S2, E3: Skinworks, School of Advanced Skincare - Natalie Parkin
The conversation with Natalie Parkin unfolds like a map of modern reinvention. Her story begins in a shampoo-set salon, detours through single motherhood, and surges into IT and telecom sales before landing at the helm of Skinworks School of Advanced Skincare. What initially looked like a straightforward business buy revealed a tightly regulated world where education, accreditation, client safety, and evolving technology coexist. Natalie found a deeper mission: help students, many of them women seeking flexibility and stability, build careers that fit their lives. That blend of purpose and pragmatism runs through every decision she makes as a leader.
One of the strongest threads is how technology quietly powers aesthetics. Natalie’s background in networks and fiber optics meets daily reality with alexandrite and YAG laser platforms, microcurrent, galvanic treatments, and the maintenance and safety protocols that keep advanced services reliable. Aesthetics isn’t just “pampering.” It’s a hybrid of hands-on care, physics, and precise process, especially in a med spa-heavy market like Utah. That context matters, because students don’t just learn facials and waxing. They absorb standards, device literacy, and communication skills that shape client trust. It’s also why an industry rooted in personal relationships—think waxers with loyal, repeat clients—still depends on systems thinking and continuous training.
Policy enters the picture with surprising force.

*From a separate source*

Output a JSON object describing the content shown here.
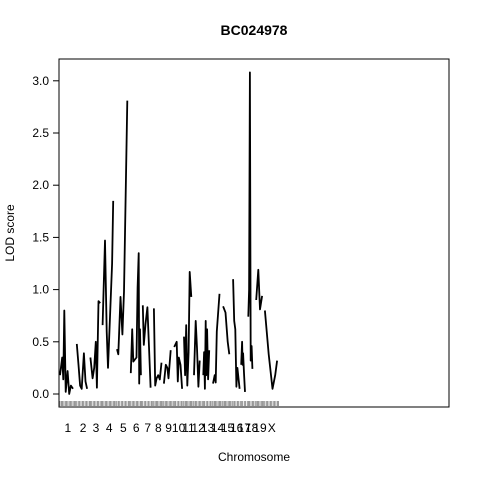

Natalie describes frequent legislative shifts: hours required, license structures, and the creation of a standalone lash license that jumped from 100 to 270 hours. Utah eliminated the basic aesthetics license, consolidating into a 1200-hour master license. Those choices change how aspiring aestheticians plan school, how employers hire, and how schools track placement outcomes. Advocacy, then, becomes part of the job. Natalie and peer schools show up at the Capitol and in D.C. to protect access to Pell Grants, recognize part-time income in a female-majority field, and keep training aligned with real jobs. The payoff is tangible when policies improve—and painfully obvious when they don’t.
Culture shapes all of this. Utah’s high density of med spas, plastic surgery, and aesthetics-only schools creates both opportunity and scrutiny. Trends recycle—lash perms reborn as lash lifts, microcurrent back in vogue—while new devices and techniques push standards forward. In that flux, the human side is constant: building confidence in students who may need six weeks to comfortably greet a stranger; inviting alumni back for refreshers to expand services and income; rejecting non-competes that punish practitioners for growing relationships. Natalie frames it simply: employers should earn loyalty, not enforce it. That philosophy mirrors how trust builds in aesthetics, one safe, skillful appointment at a time.
The episode closes on practical notes. Skinworks has grown in a central Salt Lake hub, with frequent upgrades and a training clinic that doubles as community outreach. The call to action is refreshingly direct: come get a facial, meet students, and see what modern aesthetics education looks like. For many, that single appointment reframes the industry as a credible career path with flexible scheduling and real earning power. For others, it’s a reminder to wear sunscreen, moisturize, and invest early in healthy skin. Between lasers and legislation, spreadsheets and serums, Natalie shows how a school can change lives by treating beauty like the serious, human-centered, future-facing field it is.